Existing cybersecurity frameworks for healthcare across Asia-Pacific are not suited for remote care management. 

This is based on a new report by the Asia Pacific Medical Technology Association (APACMed) and L.E.K. Consulting which looked into the cybersecurity landscape of the region and how policies and other measures apply in the rising remote care segment. 


Healthcare cybersecurity frameworks across APAC nations, the report noted, are “not fully adapted” to remote care solutions nor are these harmonised across jurisdictions. 

While policies allow data transfer between and beyond hospitals, these protections are also “not well-established” and challenges persist in enforcing them. 

Meanwhile, the regulation of medical devices that support remote care is “not as stringent as that of standard hardware medical devices,” raising risks of data breaches.  

The report stressed the urgent need for the region to tailor these existing cybersecurity frameworks to support remote care management. A targeted approach may be “essential” to protect patient data and mitigate risks of cyber incidences, it said. 

An interesting suggestion from the report is a policy ensuring assessment for each medical device for remote care is customised based on their risk level instead of applying a blanket assessment process. It shall identify and classify the data collected and develop customised risk management strategies for each type of health data. 

“For example, [medical devices for remote care] connected to a network are at higher risk of data leakage compared to medical devices that are not connected to a network. Hence, for medical devices with lower risk levels, less stringent assessment processes can be applied to ensure sufficient innovation and competition in the remote care medical device market,” the report further explained.

Current cybersecurity frameworks, the report said, can be localised based on existing national remote care environments. They can also follow globally accepted industry standards, such as the United States Department of Commerce’s National Institute of Standards and Technology Cybersecurity Framework, General Data Protection Regulation (GDPR), and Health Insurance Portability and Accountability Act, to make global solutions rapidly available to local markets and allow local developers to quickly scale abroad.

As also recommended, these existing frameworks must be recognised across APAC jurisdictions; these can be translated into “clear technical requirements” for healthcare providers, manufacturers, and other stakeholders. A “consistent, transparent compliance and enforcement mechanisms” must also be established.

“Potential regulatory enhancements include introducing an integrated risk management program, incidence response protocol and mitigation measures, supplier cybersecurity requirements and enforcement measures to promote device security and competition,” the report added.

In the long term, policymakers are encouraged to actively engage with their counterparts in other countries, as well as with industry experts to further refine their cybersecurity framework for remote care management.
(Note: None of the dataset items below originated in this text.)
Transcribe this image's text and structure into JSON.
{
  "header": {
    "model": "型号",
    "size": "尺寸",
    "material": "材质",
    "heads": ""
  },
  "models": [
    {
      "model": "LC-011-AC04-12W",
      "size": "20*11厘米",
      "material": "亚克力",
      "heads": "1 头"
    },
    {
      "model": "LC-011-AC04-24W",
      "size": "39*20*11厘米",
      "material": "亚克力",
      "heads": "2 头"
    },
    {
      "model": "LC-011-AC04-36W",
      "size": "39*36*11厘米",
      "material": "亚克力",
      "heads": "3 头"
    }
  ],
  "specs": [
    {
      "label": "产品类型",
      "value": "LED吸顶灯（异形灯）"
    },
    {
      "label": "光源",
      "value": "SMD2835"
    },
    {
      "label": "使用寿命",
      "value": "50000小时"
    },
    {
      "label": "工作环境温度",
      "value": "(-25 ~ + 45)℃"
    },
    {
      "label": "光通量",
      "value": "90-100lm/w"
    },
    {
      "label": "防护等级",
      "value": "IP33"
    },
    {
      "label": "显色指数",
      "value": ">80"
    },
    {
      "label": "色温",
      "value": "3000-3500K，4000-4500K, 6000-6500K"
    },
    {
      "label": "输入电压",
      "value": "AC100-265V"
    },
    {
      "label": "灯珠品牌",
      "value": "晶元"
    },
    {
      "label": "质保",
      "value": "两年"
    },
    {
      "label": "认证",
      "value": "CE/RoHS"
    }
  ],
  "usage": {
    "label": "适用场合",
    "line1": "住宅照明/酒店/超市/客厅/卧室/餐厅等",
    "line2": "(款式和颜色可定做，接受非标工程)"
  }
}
They should also look at funding partnerships among stakeholders. 


The APAC remote care market, which is further segmented into telemedicine, health IT and analytics, and mobile health, has seen 15% annual growth since 2016; it can still grow to 20% each year until 2031, the report noted. Its growth is mainly driven by its affordability, increased adoption among healthcare providers, growing awareness among patients, an emphasis on new models of care (particularly telemedicine), and expanded use cases by manufacturers. 

The importance of implementing cybersecurity policies specific to remote care management cannot be overemphasised given healthcare’s high susceptibility to cyberattacks. In recent years, APAC recorded high-profile data breaches, including the cases of private insurer Medibank in Australia, Waikato District Health Board in New Zealand, Fullerton Health in Singapore, OT&P Healthcare Group in Hong Kong, and India’s COVID-19 vaccination platform CoWIN. 

“In comparison to other regions, APAC markets are generally still in the early stages of developing remote care management-specific cybersecurity frameworks. The maturity level of these frameworks remains relatively nascent, highlighting the need for continued efforts to establish robust regulatory measures and comprehensive cybersecurity frameworks that are tailored specifically to the unique challenges of [remote care management] in the APAC region,” the APACMed and L.E.K. report emphasised.